Comment by David C. Rankin (drankinatty) - Monday, 06 August 2018, 18:23 GMT
I can't tell if this is progress or just good luck, but boot times for 4.17.11-12 are down to as low as 70s and average 110s which is much much better than the 300+ seconds before. Cold boot of 4.17.11 booted in 72 sec. The "NMI handler (perf_event_nmi_handler) took too long to run: 3.424 msecs" and then the "watchdog: BUG: soft lockup - CPU#5 stuck for 23s! [watchdog/5:48]" and register dumps look clean in dmesg and the entire funny business completed in 40s. On reboot with 4.17.12, the same register dump clean up took 82s. I've attached the xz dmesg logs for all boots 4.17.10-4.17.12
Comment by David C. Rankin (drankinatty) - Tuesday, 21 August 2018, 02:24 GMT
Mayday! 4.18 will no longer boot from cold-start. Will boot when rebooting from LTS (after 2.5 minutes with 8 minute audit)

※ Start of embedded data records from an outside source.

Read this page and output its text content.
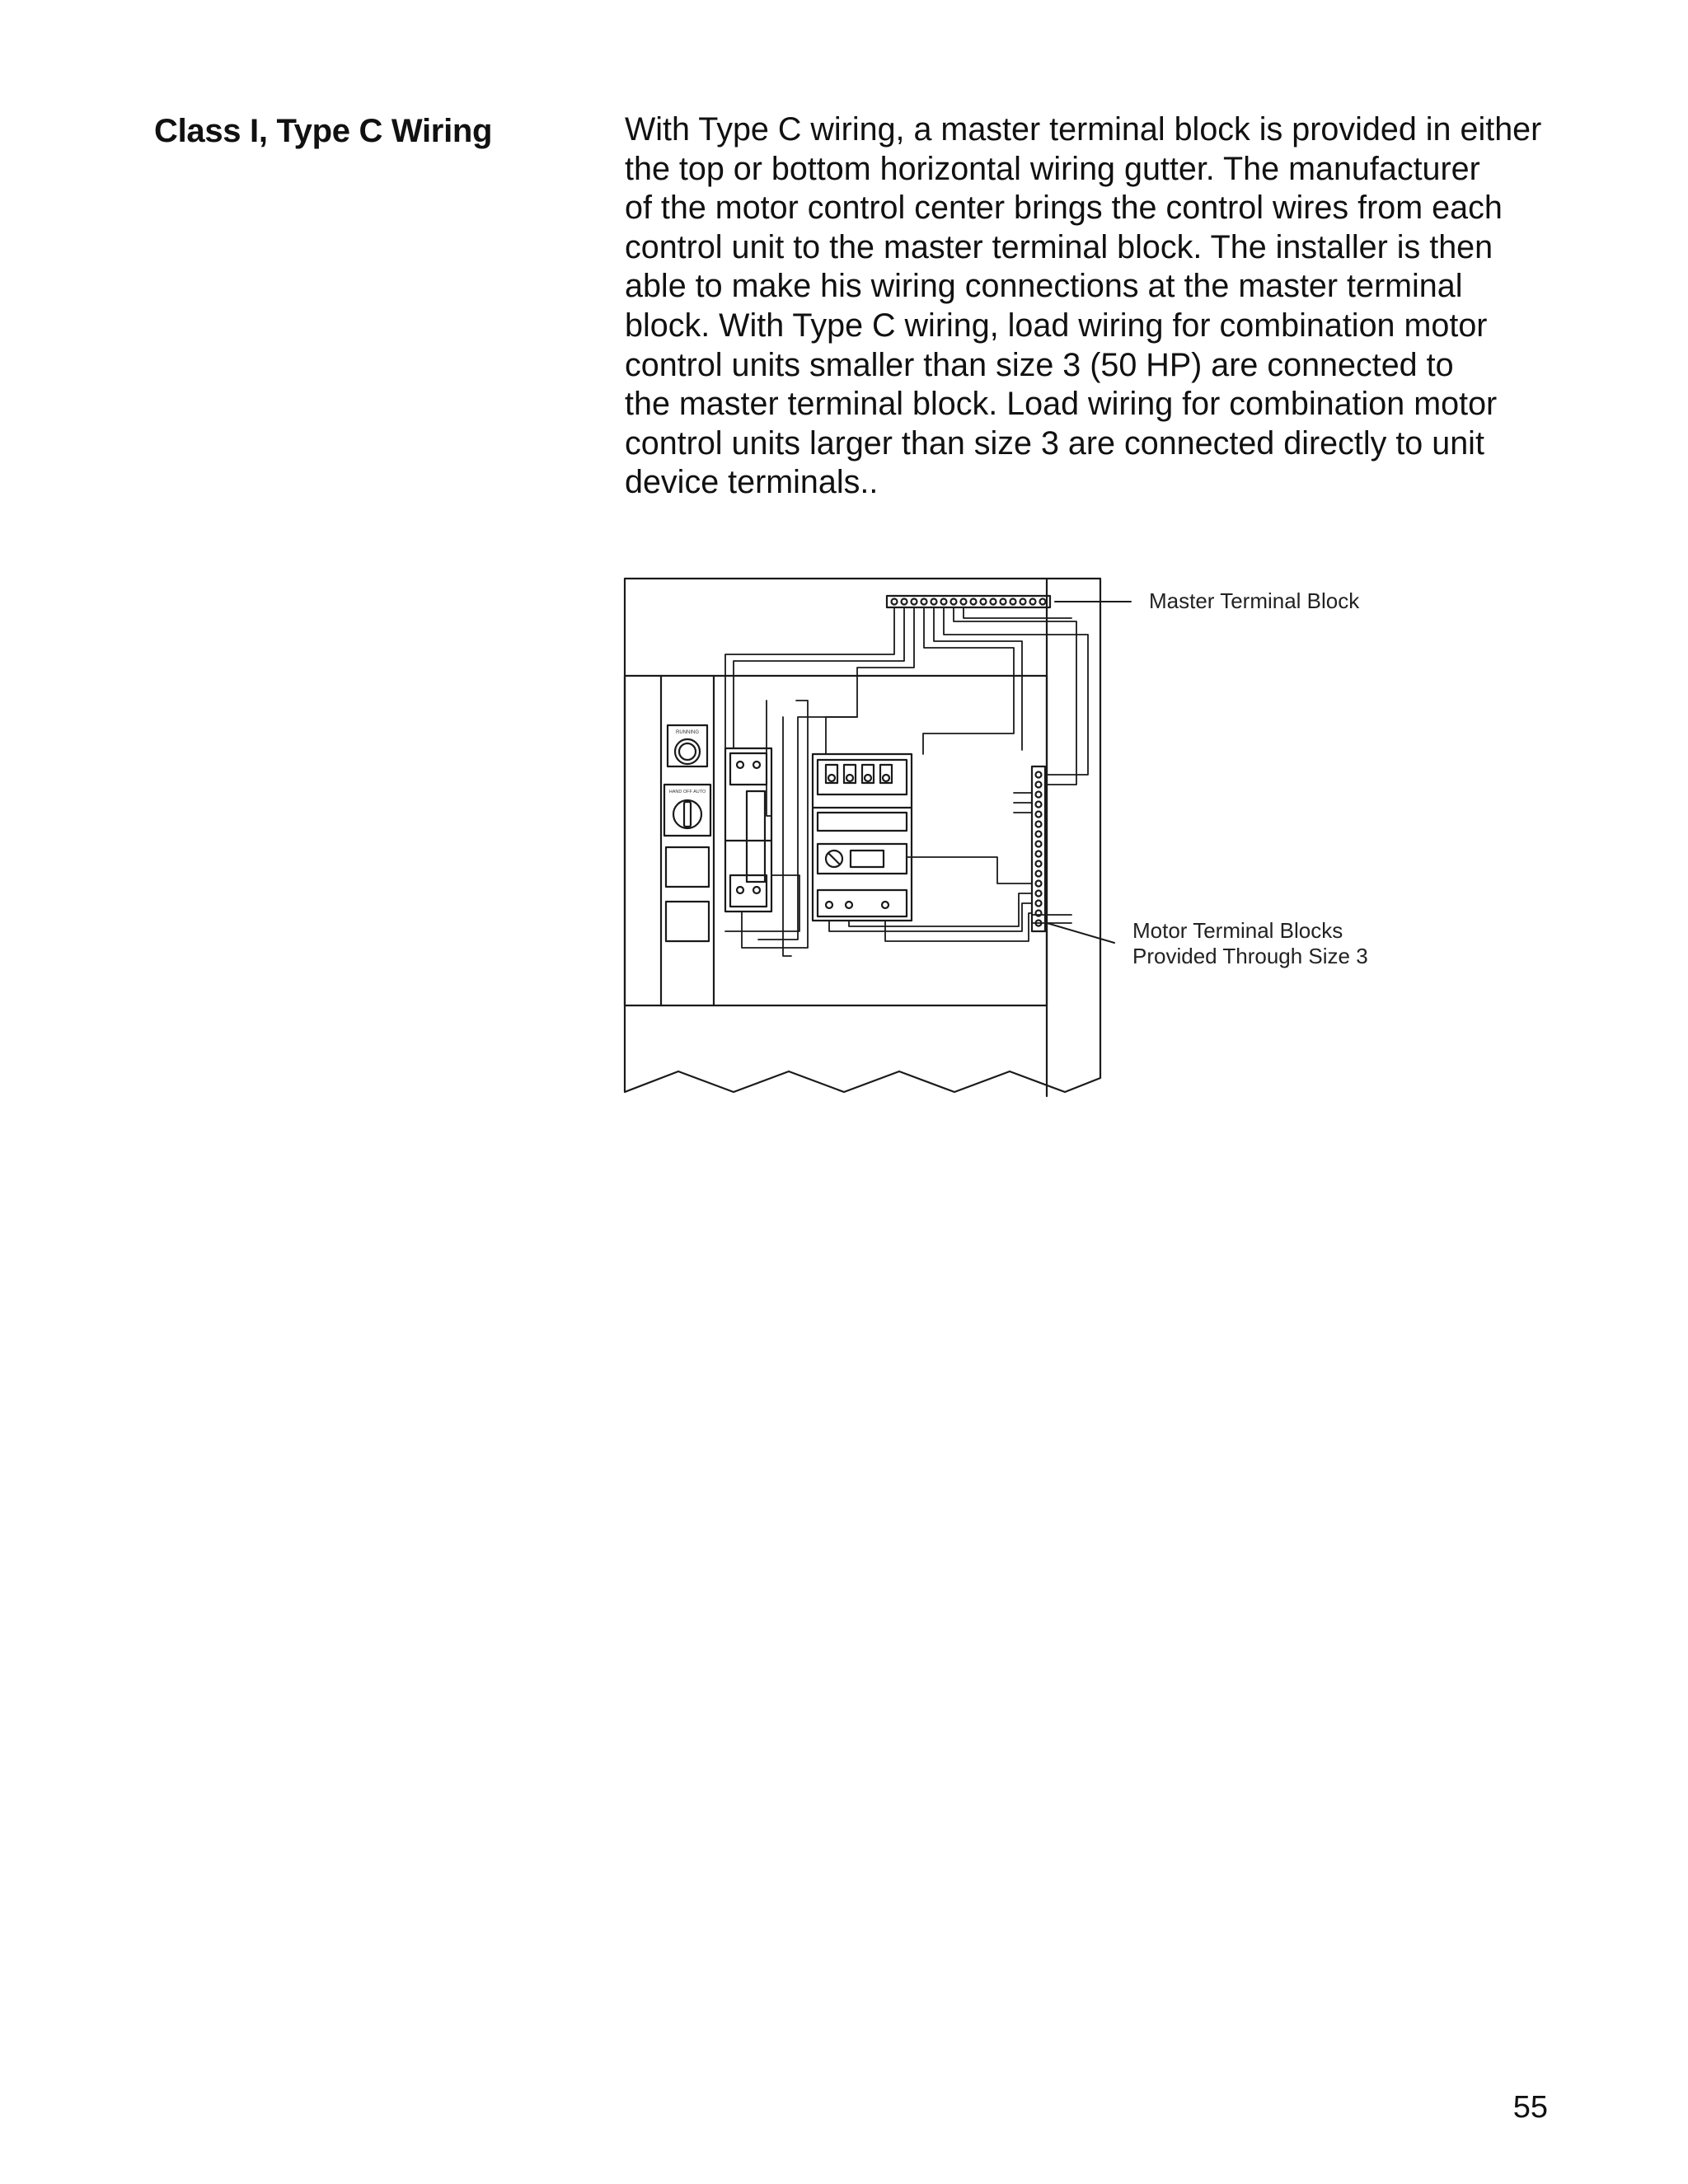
Class I, Type C Wiring	With Type C wiring, a master terminal block is provided in either
the top or bottom horizontal wiring gutter. The manufacturer
of the motor control center brings the control wires from each
control unit to the master terminal block. The installer is then
able to make his wiring connections at the master terminal
block. With Type C wiring, load wiring for combination motor
control units smaller than size 3 (50 HP) are connected to
the master terminal block. Load wiring for combination motor
control units larger than size 3 are connected directly to unit
device terminals..
RUNNING
HAND OFF AUTO
Master Terminal Block
Motor Terminal Blocks
Provided Through Size 3
55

LTS continues to boot in 12 sec. without any issue.

I need help. 4.18 is the first Arch kernel that will not boot on this SuperMicro motherboard. 4.16 - 4.17 would boot even if it took 3-5 minutes. 4.18 hangs on boot indefinitely.

I have attached the LTS dmesg output here and will attach the 4.18.3 dmesg on reboot from LTS as the next comment.
Comment by David C. Rankin (drankinatty) - Tuesday, 21 August 2018, 02:24 GMT
Linux 4.18.3 dmesg on reboot from LTS
Comment by David C. Rankin (drankinatty) - Saturday, 29 September 2018, 21:52 GMT

It appears the folks at working on the kernel found the problem and have fixed it. Beginning with 4.18.8, the "NMI handler (perf_event_nmi_handler) took too long to run: ..." issue is gone. (Thank God) Boots now complete in 17 seconds. Which is fine. A little longer than 4.14, but given all the additions, and lack of errors in the dmesg output, that's good.

I am attaching the dmesg output for 4.18.8-10 for posterity. Nothing on this SuperMicro based machine was changed throughout the entire life of this bug -- aside from 'pacman -Syu' to update the software. This bug is now closed as the problem is gone.